Depuis le mois d’avril ce petit recueil fait des
vagues comme avant lui les feux journaux d’Ibou Fall, j’ai nommé Track et
Frasques qui ont nourri les lecteurs d’informations fracassantes sur la société
sénégalaise pendant quelques petites années avant qu’Ibou Fall, journaliste,
écrivain talentueux ne mette clé sous la porte.
Il m’avait été donné l’année dernière de lire avec
délectation le manuscrit en
gestation ; sous imprimé, le plaisir est toujours aussi vif et au rendez –vous de chaque tirade.
Des nouvelles au fil des pages qu’on a du plaisir à
enfiler comme des petits pains même si il peut vous en rester à travers la
gorge.
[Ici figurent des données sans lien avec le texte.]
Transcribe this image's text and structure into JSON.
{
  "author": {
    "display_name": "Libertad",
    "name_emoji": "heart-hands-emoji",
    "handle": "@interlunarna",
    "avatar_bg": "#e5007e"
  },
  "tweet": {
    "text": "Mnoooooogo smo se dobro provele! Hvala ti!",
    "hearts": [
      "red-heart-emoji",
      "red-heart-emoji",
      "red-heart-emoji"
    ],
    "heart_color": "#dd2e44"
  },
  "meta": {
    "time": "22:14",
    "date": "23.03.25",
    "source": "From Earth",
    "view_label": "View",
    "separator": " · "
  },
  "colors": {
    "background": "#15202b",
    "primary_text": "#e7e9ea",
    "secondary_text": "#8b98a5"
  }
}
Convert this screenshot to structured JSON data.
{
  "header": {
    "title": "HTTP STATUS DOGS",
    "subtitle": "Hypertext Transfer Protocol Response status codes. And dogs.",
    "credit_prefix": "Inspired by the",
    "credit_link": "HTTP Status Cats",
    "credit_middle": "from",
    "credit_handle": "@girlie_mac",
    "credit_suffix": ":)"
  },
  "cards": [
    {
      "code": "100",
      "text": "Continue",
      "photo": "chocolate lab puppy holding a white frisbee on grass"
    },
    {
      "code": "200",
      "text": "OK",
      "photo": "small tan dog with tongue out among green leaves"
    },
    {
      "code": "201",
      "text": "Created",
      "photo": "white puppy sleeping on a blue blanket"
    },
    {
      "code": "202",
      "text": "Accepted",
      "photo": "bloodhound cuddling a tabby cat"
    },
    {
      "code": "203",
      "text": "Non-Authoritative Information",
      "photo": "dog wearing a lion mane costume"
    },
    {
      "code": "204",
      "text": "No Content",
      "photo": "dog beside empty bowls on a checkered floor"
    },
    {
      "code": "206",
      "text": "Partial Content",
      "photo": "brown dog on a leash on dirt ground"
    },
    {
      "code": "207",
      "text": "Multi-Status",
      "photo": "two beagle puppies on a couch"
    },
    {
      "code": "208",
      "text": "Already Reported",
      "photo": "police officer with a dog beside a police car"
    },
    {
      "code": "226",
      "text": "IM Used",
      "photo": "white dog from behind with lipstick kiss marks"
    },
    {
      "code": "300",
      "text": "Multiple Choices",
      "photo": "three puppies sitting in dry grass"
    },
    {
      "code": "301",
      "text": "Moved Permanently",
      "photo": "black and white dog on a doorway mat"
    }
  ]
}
Le recueil de nouvelles, Dieu le pire est tel un miroir tendu aux fesses
hideuses de nos mœurs hypocrites. Ibou Fall ne prend ni fourchette, ni gants,
ni bistouri pour renifler à plein nez l’odeur souvent fort nauséabonde de notre
société en débauche ; il empoigne à pleines mains nos dictons
sexistes genre : « Liguéy’ou
ndèye, le tribut aux mères vertueuses », notre fatalisme à toute
épreuve, les mensonges et la veulerie érigés en tradition et notre sacrée
sainte téranga pour en montrer les dessous. Autant dire que tout ce qui pue
chez nous passera sous le microscope d’Ibou Fall et dans un style d’écriture
riche, grasse et incisif mais on en rit à gorge déployée.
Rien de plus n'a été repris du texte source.